Just Another Point of View: A Final Four that fits this frenzied fellow's fiendish fanaticism
I just watched the Ducks beat Kansas for the right to go to the Final Four, and I'm really, really excited. These moments come rarely, if at all, for Oregon basketball fans.
Yes, I am aware that the University of Oregon won the very first college basketball national championship, back in 1939, but I'm pretty sure it wasn't televised, and I wasn't born yet anyway. For those who are history-impaired, that was the year that both "The Wizard of Oz" and "Gone With the Wind" came out.
The last time that a team I truly cared about got to the Final Four was 1963, when the Oregon State Beavers (led by Terry Baker and Mel Counts) met up with Cincinnati in the opening round and had their hats handed to them by the fancy-pants Bearcats. Cincinnati, of course, had won the previous two national championships, thanks to All America guard Oscar Robertson. The Big O was no longer a college player in '62-'63, but Cincy did have all-star studs George Wilson and Ron Bonham.
Because I grew up on the Oregon coast, not that far from Corvallis, OSU was the school we gravitated to in those days. Once in a while, my dad scored Beavers tickets from his logging buddies, and occasionally I got to tag along. I'd never seen anything like that level of college basketball. The crowd, the pep band, the rally squad, the excitement on the court — it was all almost too much for this high school whippersnapper to bear.
The Beavers were exciting to watch. Terry Baker, who also happened to win the Heisman Trophy for his exploits on the football field, also quarterbacked the b-ball squad. And the 7-foot-1-inch Mel Counts was a bonafide All American who could shoot from virtually anywhere.
(Special note No. 1: The year after OSU lost to Cincinnati in the Final Four, the Bearcats came to Gill Coliseum, and I did get to see that game, in which the Beavers got a bit of revenge by beating the big-city team.)
(Note No. 2: My all-time favorite Beaver player was guard Jim Jarvis, who not only could sink shots from anywhere on the court, but he could also hit anybody anywhere with his Bob Cousy-like passes, including a killer behind-the-back outlet pass that could go the length of the floor and hit a man breaking for the basket.)
Ironically enough, I never attended any University of Oregon games in person, even though I was a student there in the 1970s. I watched many Ducks games on a 13-inch black-and-white TV in my little house off Willamette Street and cheered on the Kamikazi Kids (Ronnie Lee, Greg Ballard, Stu Jackson, Ernie Kent, etc.) -- but that particular group of players, in spite of having one of the best team defenses in the nation, never advanced any farther than the NIT, the tournament reserved for the country's also-rans.
Like the football program, though, the UO basketball team has seen its luster increase in recent years, and the Ducks have, at least, made it far into the NCAA tournament a few times in recent years.

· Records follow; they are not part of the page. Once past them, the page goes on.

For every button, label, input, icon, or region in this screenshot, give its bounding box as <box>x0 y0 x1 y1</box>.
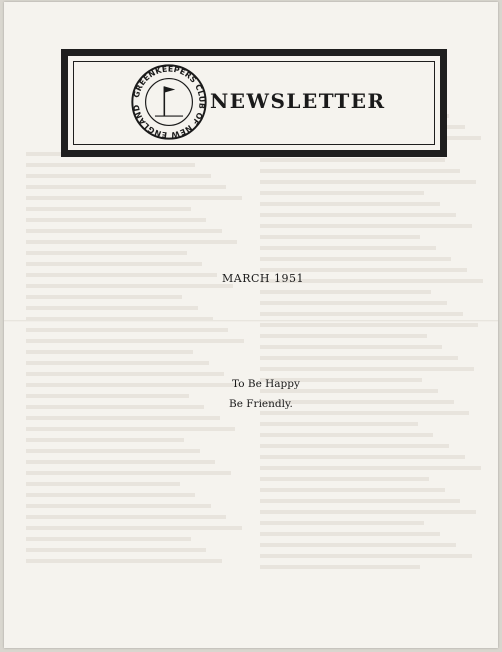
club-seal-logo <box>130 63 208 141</box>
bleed-line <box>26 174 211 178</box>
bleed-line <box>260 532 440 536</box>
svg-text:GREENKEEPERS CLUB OF NEW ENGLA <box>132 64 207 139</box>
bleed-line <box>26 306 198 310</box>
bleed-line <box>260 433 433 437</box>
bleed-line <box>260 422 418 426</box>
bleed-line <box>26 559 222 563</box>
bleed-line <box>260 180 476 184</box>
bleed-line <box>260 334 427 338</box>
bleed-line <box>260 543 456 547</box>
bleed-line <box>26 427 235 431</box>
bleed-line <box>26 218 206 222</box>
bleed-line <box>260 169 460 173</box>
bleed-line <box>26 482 180 486</box>
bleed-line <box>260 510 476 514</box>
bleed-line <box>260 488 445 492</box>
bleed-line <box>260 235 420 239</box>
bleed-line <box>26 438 184 442</box>
bleed-line <box>26 493 195 497</box>
bleed-line <box>260 345 442 349</box>
bleed-line <box>26 229 222 233</box>
bleed-line <box>260 455 465 459</box>
bleed-line <box>260 191 424 195</box>
bleed-line <box>260 466 481 470</box>
bleed-line <box>26 196 242 200</box>
bleed-line <box>260 246 436 250</box>
bleed-line <box>26 328 228 332</box>
bleed-line <box>260 301 447 305</box>
bleed-line <box>260 477 429 481</box>
bleed-line <box>26 515 226 519</box>
bleed-line <box>260 565 420 569</box>
motto-line-1: To Be Happy <box>232 378 300 390</box>
bleed-line <box>260 367 474 371</box>
bleed-line <box>260 554 472 558</box>
bleed-line <box>26 460 215 464</box>
bleed-line <box>26 273 217 277</box>
bleed-line <box>26 207 191 211</box>
bleed-line <box>260 312 463 316</box>
masthead-frame <box>61 49 447 157</box>
bleed-line <box>260 213 456 217</box>
bleed-line <box>260 290 431 294</box>
newsletter-page <box>4 2 498 648</box>
bleed-through-text-right <box>260 92 485 576</box>
bleed-line <box>260 257 451 261</box>
bleed-line <box>26 295 182 299</box>
bleed-line <box>26 262 202 266</box>
bleed-line <box>26 383 239 387</box>
bleed-line <box>26 185 226 189</box>
bleed-line <box>26 339 244 343</box>
bleed-line <box>26 526 242 530</box>
bleed-line <box>260 444 449 448</box>
bleed-line <box>26 405 204 409</box>
bleed-line <box>26 240 237 244</box>
bleed-line <box>260 521 424 525</box>
bleed-line <box>26 449 200 453</box>
bleed-line <box>26 537 191 541</box>
bleed-line <box>26 504 211 508</box>
bleed-line <box>260 202 440 206</box>
bleed-line <box>260 158 445 162</box>
bleed-line <box>260 411 469 415</box>
bleed-line <box>26 548 206 552</box>
seal-ring-text: GREENKEEPERS CLUB OF NEW ENGLAND <box>131 64 207 140</box>
bleed-line <box>26 372 224 376</box>
bleed-line <box>260 499 460 503</box>
bleed-line <box>26 350 193 354</box>
bleed-line <box>26 284 233 288</box>
bleed-line <box>260 224 472 228</box>
newsletter-title: NEWSLETTER <box>210 89 386 113</box>
bleed-line <box>26 416 220 420</box>
bleed-line <box>260 323 478 327</box>
page-fold <box>4 320 498 322</box>
bleed-line <box>26 471 231 475</box>
bleed-line <box>26 251 187 255</box>
bleed-line <box>26 163 195 167</box>
bleed-through-text-left <box>26 152 246 570</box>
bleed-line <box>26 394 189 398</box>
bleed-line <box>260 356 458 360</box>
motto-line-2: Be Friendly. <box>229 398 293 410</box>
bleed-line <box>26 361 209 365</box>
issue-date: MARCH 1951 <box>222 272 304 285</box>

This year, however, they will go to the Big Dance (where they will face North Carolina on Saturday), and that is huge to this lifelong basketball fanatic. Although I never progressed beyond making the varsity at a very small high school in my senior year, I was known to my classmates as "Mr. Basketball," and I have the scribbles in my high school yearbook to prove it.
Why the moniker, you may ask? Well, I never went anywhere without a basketball, and in my early high school years, I'd dribble the four miles to town, where I'd shoot in the schoolyard (or, on those occasions when we'd take the outside doors off their hinges, in the big gym) all day long — and then, of course, dribble all the way back home again.
At the risk of sounding like Dustin Hoffman's "Rain Man," I was a very good dribbler.
Exactly what fate awaits the Ducks in this year's tournament remains to be seen. To my mind, it's now reached the point some actors experience when they are nominated for Academy Awards. It really is a big honor just to get that far. Unlike Duke, North Carolina, Kentucky, Kansas and Louisville — all of whom expect to advance that far in the tournament EVERY season, for us it's still a thrill. If the Ducks advance more, great. If not, that's OK, too.
Back in 1963, Cincinnati went up against Loyola of Chicago in the championship game, hoping for the first "three-peat" in the nation's history. They couldn't do it. Jerry Harkness of Loyola banked a running hook shot off the glass in the closing seconds to do them in.
The very next season, UCLA would begin (under Coach John Wooden) a string of national championships interrupted only twice in the ensuing dozen years, an achievement almost unthinkable. First it was Walt Hazzard and Gail Goodrich doing the damage, then teams led by Lew Alcindor (Kareem Abdul Jabbar) and finally future Blazer Bill Walton.
For now, I'm content to celebrate the Ducks' accomplishment. Oh, sure, the media will refer to it as a "loss" by Kansas, just like the game before that was called a loss by Michigan. At some point, I suppose, they'll have to give the boys in lemon and green credit for winning.
Until then, though: Go Ducks!
Mikel Kelly, who, it could be argued, likes basketball a little too much, takes time from his game watching and court strategizing occasionally to write something for the newspaper.